Some 1.8 million deceased individuals are still listed as active voters and 2.75 million Americans are registered to vote in more than one state, according to the report. About 12 million voter registration records contain erroneous address information.
“Once duplicates among categories are eliminated, approximately 24 million registration records, or nearly 13 percent of the national total, are estimated to be inaccurate or no longer valid,” the report states.
The study also finds that 24 percent of the eligible U.S. voting-age population is not registered to vote, compared to just 9 percent of the eligible Canadian voting-age population.
According to Pew, members of the military and young voters are most susceptible to registration errors, given their propensity to move throughout the country or, in the case of the armed forces, to be deployed overseas.

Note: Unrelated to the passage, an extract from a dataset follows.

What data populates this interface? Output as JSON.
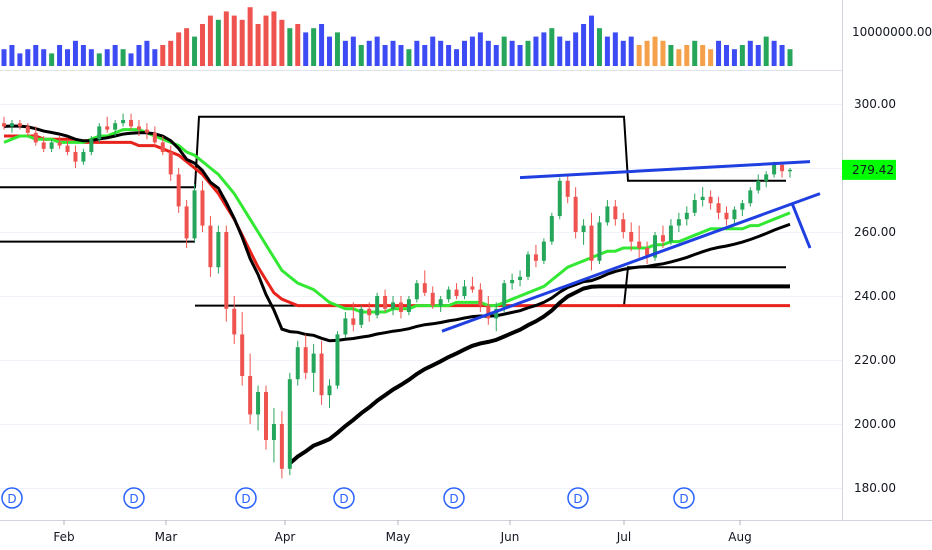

Many voters are unaware of problems with the system. One in four assume that the U.S. Postal Service automatically updates their registration status when they move, although that is seldom, if ever, the case. Instead, voters who change residences within two years of an election are most likely to encounter registration problems.
In addition to widespread errors within voter registration systems, the report also finds the current processes inefficient and costly.
As governments look for cost-savings during tough economic times, the Pew report highlights Maricopa County, AZ, which saved taxpayers $1 million over five years by allowing voters to register online. Registering online cost the county 3 cents per voter, compared to 83 cents per voter that registered using paper forms.
In order to address deficiencies in the nation’s voter registration processes, the Pew study recommends that states compare registration lists with other data sources and use data security protocols to ensure accuracy. The report also calls for developing ways for voters to register electronically, in order to diminish error-prone manual entries and to reduce costs.